# Homework 5

## CMSC 411 / Olano, Fall 2015

Consider a processor with 64-bit words and the following cache stats when running the SPEC CPU 2006 benchmarks (numbers inspired by this hit time source and this miss rate source):

Level Data Size Associativity Block size Cache Blocks Address Bits Hit Time Miss Rate Hit Rate Miss Penalty
Tag bits Index bits Offset bits
L1 Inst 32 KiB 4-way 32 B         3 cycles 0.4%
L1 Data 32 KiB 8-way 32 B         4 cycles 9.5%
L2 256 KiB 8-way 64 B         10 cycles 4%
L3 8 MiB 16-way 64 B         40 cycles 1%
Memory 200 cycles

### Other Stats (25 points)

Fill in the missing columns in the table.

### Average Memory Access Time (25 points)

1. What is the average memory access time for instructions?
2. What is the average memory access time for data?

1. Give the index, tag, and offset for instruction address 0x0000000100a1af30 at each of L1, L2 and L3.
2. Give the index, tag, and offset for data address 0x00007fff5f1e5ad8 at each of L1, L2 and L3.

### Cache Size (25 points)

Assume a pseudo-LRU replacement policy at all cache levels using one recent bit per block, set if that block has been recently accessed. What are the true sizes of all four caches, including tag and data as well as the valid, dirty and recent bits? Remember that the L1 instruction cache does not need a dirty bit, but all other cache levels do.

### Cache Simulation (25 points extra credit)

Use C++ to simulate the data cache behavior for this code for a matrix/vector multiply:

double r[1000], v[1000], m[1000][1000];

// initialize
for(int i=0; i != 1000; ++i) {
r[i] = 0.0;
v[i] = drand48();              // needs #include<stdlib.h>
for(int j=0; j != 1000; ++j) {
m[j][i] = drand48();
}
}

// multiply
for(int i=0; i != 1000; ++i) {
for(int j=0; j != 1000; ++j) {
r[j] = r[j] + m[j][i]*v[i];
}
}

You can simulate this (or any) cache for the matrix multiply portion of this code by adding something like this:

Cache cache;
// multiply
for(int i=0; i != 1000; ++i) {
for(int j=0; j != 1000; ++j) {
cache.write(&r[j]);
r[j] = r[j] + m[j][i]*v[i];
}
}

Assume a cache with the size and associativity as given at the beginning fo this homework, using a write-allocate and write-back policy for all levels.

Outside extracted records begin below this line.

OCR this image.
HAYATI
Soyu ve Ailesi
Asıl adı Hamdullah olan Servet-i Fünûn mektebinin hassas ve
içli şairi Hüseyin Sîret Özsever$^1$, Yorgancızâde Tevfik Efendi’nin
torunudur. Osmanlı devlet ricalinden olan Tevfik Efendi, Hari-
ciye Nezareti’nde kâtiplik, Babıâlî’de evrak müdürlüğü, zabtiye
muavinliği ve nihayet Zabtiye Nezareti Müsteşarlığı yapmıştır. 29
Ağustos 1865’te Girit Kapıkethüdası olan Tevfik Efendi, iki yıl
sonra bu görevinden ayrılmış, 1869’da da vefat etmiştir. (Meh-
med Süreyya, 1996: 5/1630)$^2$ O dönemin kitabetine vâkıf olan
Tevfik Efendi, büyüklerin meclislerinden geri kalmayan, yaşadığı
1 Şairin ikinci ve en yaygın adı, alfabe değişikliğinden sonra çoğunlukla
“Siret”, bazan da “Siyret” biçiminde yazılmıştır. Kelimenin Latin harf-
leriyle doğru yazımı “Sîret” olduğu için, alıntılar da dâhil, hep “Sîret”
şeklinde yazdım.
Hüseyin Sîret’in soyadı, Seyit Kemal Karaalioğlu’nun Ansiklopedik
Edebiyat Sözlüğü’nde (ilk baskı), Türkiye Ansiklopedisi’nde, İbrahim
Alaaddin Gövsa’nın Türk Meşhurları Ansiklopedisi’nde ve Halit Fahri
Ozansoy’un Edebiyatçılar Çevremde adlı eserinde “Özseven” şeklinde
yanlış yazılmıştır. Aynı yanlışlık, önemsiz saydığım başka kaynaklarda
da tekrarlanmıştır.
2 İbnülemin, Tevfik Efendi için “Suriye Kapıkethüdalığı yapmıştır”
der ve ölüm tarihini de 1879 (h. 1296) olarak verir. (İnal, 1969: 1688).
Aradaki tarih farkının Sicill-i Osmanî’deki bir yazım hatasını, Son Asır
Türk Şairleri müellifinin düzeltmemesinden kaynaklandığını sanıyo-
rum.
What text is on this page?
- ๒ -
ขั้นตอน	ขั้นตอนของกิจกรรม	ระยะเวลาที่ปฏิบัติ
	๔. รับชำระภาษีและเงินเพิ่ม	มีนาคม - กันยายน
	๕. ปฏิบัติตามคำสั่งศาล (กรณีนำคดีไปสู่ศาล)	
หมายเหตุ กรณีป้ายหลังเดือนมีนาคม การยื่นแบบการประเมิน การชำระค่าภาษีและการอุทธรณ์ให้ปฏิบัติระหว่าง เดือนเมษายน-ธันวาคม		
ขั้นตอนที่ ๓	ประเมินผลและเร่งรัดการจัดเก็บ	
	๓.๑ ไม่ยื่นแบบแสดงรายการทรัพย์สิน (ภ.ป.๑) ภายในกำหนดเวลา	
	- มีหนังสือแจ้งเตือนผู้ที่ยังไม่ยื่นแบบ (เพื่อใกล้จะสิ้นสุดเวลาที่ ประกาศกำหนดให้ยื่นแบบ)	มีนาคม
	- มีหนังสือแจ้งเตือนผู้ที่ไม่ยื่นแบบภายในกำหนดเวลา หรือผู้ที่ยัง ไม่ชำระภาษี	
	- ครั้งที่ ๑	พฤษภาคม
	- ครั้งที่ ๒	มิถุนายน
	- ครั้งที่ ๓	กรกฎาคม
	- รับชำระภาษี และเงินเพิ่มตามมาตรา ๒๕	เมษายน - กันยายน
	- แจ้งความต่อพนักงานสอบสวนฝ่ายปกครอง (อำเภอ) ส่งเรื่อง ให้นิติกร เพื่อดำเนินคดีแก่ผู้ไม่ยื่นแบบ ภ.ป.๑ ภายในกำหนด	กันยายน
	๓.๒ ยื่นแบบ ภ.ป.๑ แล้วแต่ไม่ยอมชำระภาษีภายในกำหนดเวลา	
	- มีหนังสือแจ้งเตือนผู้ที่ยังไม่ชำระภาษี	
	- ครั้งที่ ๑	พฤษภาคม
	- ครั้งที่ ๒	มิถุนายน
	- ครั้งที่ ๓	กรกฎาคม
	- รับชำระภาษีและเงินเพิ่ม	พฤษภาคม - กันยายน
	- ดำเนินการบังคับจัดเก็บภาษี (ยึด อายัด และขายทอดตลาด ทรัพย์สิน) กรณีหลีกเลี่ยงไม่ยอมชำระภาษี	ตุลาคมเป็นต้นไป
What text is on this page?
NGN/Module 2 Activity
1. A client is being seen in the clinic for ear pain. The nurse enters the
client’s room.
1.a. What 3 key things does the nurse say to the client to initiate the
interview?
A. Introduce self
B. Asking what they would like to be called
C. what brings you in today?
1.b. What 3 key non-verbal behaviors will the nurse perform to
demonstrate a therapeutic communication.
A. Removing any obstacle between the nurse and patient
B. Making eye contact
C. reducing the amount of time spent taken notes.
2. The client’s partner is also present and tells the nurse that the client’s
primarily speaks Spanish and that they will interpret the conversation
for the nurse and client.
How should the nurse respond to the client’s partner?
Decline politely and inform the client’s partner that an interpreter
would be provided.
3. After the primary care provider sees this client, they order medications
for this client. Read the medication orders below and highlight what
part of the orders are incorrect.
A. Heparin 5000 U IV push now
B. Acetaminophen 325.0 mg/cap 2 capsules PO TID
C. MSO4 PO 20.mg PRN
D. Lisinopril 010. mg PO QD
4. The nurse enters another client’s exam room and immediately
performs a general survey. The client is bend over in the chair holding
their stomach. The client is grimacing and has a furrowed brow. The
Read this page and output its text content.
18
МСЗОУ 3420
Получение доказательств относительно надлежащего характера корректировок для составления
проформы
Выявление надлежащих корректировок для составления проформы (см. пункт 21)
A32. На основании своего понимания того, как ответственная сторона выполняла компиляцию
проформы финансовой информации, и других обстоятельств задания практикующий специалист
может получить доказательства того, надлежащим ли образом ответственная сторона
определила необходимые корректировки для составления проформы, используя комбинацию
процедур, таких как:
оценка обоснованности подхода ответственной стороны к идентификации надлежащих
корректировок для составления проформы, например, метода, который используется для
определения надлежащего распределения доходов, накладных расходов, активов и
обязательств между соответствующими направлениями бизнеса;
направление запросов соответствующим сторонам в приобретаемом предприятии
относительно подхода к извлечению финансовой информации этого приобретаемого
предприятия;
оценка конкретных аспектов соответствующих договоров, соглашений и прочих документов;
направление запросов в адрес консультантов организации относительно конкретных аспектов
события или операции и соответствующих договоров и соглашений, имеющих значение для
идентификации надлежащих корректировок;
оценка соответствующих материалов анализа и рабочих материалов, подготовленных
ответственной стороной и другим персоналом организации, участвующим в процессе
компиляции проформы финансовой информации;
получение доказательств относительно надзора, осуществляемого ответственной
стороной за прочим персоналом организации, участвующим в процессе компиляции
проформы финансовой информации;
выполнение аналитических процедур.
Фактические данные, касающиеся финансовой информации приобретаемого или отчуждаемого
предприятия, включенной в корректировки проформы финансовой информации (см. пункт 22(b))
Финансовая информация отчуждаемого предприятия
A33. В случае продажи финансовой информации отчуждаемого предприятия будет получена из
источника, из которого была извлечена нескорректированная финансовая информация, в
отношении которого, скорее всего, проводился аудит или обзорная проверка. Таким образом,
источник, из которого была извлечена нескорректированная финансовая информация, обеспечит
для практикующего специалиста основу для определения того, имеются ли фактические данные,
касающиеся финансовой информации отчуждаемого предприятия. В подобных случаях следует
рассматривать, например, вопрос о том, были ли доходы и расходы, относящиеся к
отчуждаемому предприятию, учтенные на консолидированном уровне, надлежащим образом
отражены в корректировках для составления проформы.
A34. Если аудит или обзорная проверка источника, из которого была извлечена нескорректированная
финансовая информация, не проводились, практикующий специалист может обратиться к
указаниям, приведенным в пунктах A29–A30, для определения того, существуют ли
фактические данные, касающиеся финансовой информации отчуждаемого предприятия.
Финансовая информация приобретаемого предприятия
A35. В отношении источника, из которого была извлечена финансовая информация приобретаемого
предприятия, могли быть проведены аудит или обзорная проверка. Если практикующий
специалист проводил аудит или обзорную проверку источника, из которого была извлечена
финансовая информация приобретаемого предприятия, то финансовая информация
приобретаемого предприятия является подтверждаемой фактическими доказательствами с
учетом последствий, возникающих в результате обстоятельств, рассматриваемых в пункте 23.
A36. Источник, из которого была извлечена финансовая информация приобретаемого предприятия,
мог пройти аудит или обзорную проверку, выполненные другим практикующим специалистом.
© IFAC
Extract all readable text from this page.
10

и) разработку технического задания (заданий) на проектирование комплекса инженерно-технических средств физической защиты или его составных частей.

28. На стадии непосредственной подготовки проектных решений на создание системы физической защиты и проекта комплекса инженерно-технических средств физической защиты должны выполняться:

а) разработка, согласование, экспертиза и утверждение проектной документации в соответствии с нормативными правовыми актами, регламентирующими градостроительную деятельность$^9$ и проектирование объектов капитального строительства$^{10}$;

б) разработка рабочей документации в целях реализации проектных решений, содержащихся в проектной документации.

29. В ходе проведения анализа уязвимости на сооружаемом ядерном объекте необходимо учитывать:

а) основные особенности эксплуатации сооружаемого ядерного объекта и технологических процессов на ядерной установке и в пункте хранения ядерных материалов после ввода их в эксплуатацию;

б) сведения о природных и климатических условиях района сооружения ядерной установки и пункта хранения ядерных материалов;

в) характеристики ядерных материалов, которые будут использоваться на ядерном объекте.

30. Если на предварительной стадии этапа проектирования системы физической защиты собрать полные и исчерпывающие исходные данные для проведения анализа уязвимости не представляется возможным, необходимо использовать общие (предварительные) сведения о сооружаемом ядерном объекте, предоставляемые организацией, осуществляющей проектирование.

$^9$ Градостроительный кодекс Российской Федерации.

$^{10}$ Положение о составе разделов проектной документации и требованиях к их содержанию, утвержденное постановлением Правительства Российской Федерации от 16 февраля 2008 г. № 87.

Assume replacement using a recent-bit pseudo-LRU method. Each access sets the recent bit for that block to true. If all of the other blocks in the set also have their recent bit set to true, clear the recent bit on those other blocks to false (leaving just the current block set). On replacement, choose the first block in the set with a false for its recent bit.

The Cache class should look something like this. Note that it's only necessary to track the cache meta data, as the actual data is still handled by the C++ code, so the CacheLine struct does not need to contain the actual data (as the real cache would), just the tag and status bits.

class Cache {
// meta-data for each cache line
struct CacheLine {
uint64_t tag;
bool valid;
bool dirty;
bool recent;
};
CacheLine L1[L1_INDICES][L1_ASSOCIATIVITY];
CacheLine L2[L2_INDICES][L2_ASSOCIATIVITY];
CacheLine L3[L3_INDICES][L3_ASSOCIATIVITY];

// cache statistics
int L1accesses, L1hits, L1cycles;
int L2accesses, L2hits, L2cycles;
int L3accesses, L3hits, L3cycles;
int memAccesses, memCycles;

public:
Cache();             // initialize